The Garden Bridge is no more. And whilst the official reason for the scheme being scrapped was the ongoing risk to the public purse – with estimated yearly running costs of £3.5m – one of the key underlying factors was the perceived lack of engagement at an early and meaningful stage with local residents. It turns out they weren’t wildly keen on it.
On the Lambeth side of the river, when planning approval was secured it was only via a split decision from committee councillors and the committee chair took the unusual step of requesting that it be minuted that the Trust be urged to engage in consultation with local residents.

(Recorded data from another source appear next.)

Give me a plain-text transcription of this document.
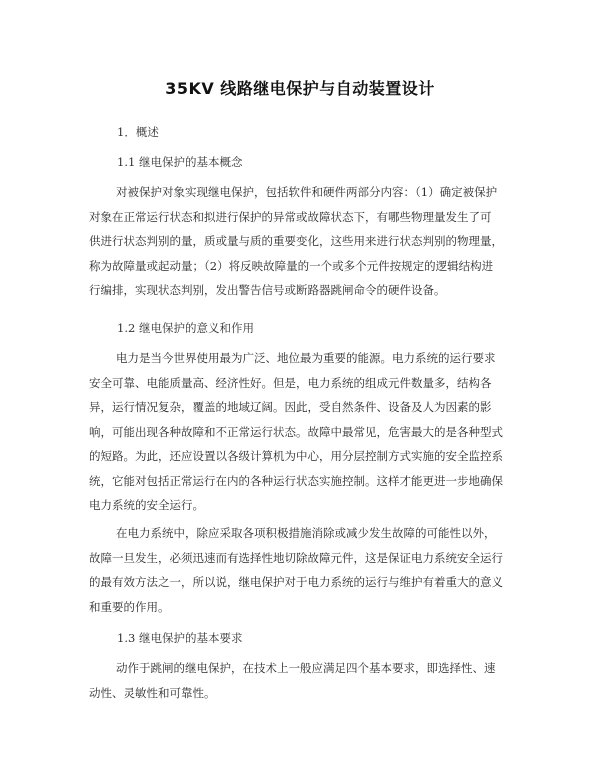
35KV 线路继电保护与自动装置设计
1．概述
1.1 继电保护的基本概念
对被保护对象实现继电保护，包括软件和硬件两部分内容：（1）确定被保护
对象在正常运行状态和拟进行保护的异常或故障状态下，有哪些物理量发生了可
供进行状态判别的量，质或量与质的重要变化，这些用来进行状态判别的物理量，
称为故障量或起动量；（2）将反映故障量的一个或多个元件按规定的逻辑结构进
行编排，实现状态判别，发出警告信号或断路器跳闸命令的硬件设备。
1.2 继电保护的意义和作用
电力是当今世界使用最为广泛、地位最为重要的能源。电力系统的运行要求
安全可靠、电能质量高、经济性好。但是，电力系统的组成元件数量多，结构各
异，运行情况复杂，覆盖的地域辽阔。因此，受自然条件、设备及人为因素的影
响，可能出现各种故障和不正常运行状态。故障中最常见，危害最大的是各种型式
的短路。为此，还应设置以各级计算机为中心，用分层控制方式实施的安全监控系
统，它能对包括正常运行在内的各种运行状态实施控制。这样才能更进一步地确保
电力系统的安全运行。
在电力系统中，除应采取各项积极措施消除或减少发生故障的可能性以外，
故障一旦发生，必须迅速而有选择性地切除故障元件，这是保证电力系统安全运行
的最有效方法之一，所以说，继电保护对于电力系统的运行与维护有着重大的意义
和重要的作用。
1.3 继电保护的基本要求
动作于跳闸的继电保护，在技术上一般应满足四个基本要求，即选择性、速
动性、灵敏性和可靠性。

Whilst it’s certainly true that a proposal of this size, cost, prominence and location was unlikely to enjoy universal support from locals, decision makers, Londoners and tax payers, the project’s eventual opponents were, even taking this into account, large in number and broad in reach. Not often do planning proposals attract the united objections of the like of the Ramblers’ Association, the Royal Society for the Protection of Birds, guerrilla gardeners, the lawyers of the Middle Temple, the president of the Royal Institute of British Architects, the Taxpayers’ Alliance, the Metropolitan Public Gardens Association, the Green party and the Liberal Democrats.
In the Centre for London’s recent report – ‘Stopped: Why people oppose residential development in their backyard‘ – one of the key conclusions is to encourage developers to genuinely listen to local residents. Some people will oppose all developments. Some feel excluded from the conversation. Others have specific concerns over design quality.
It seems that for the Garden Bridge not including everyone in this conversation early enough resulted in such a broad coalition of opposition that the collective voices and weight of concerns meant, for the time being at least, it was a (proposed) bridge too far.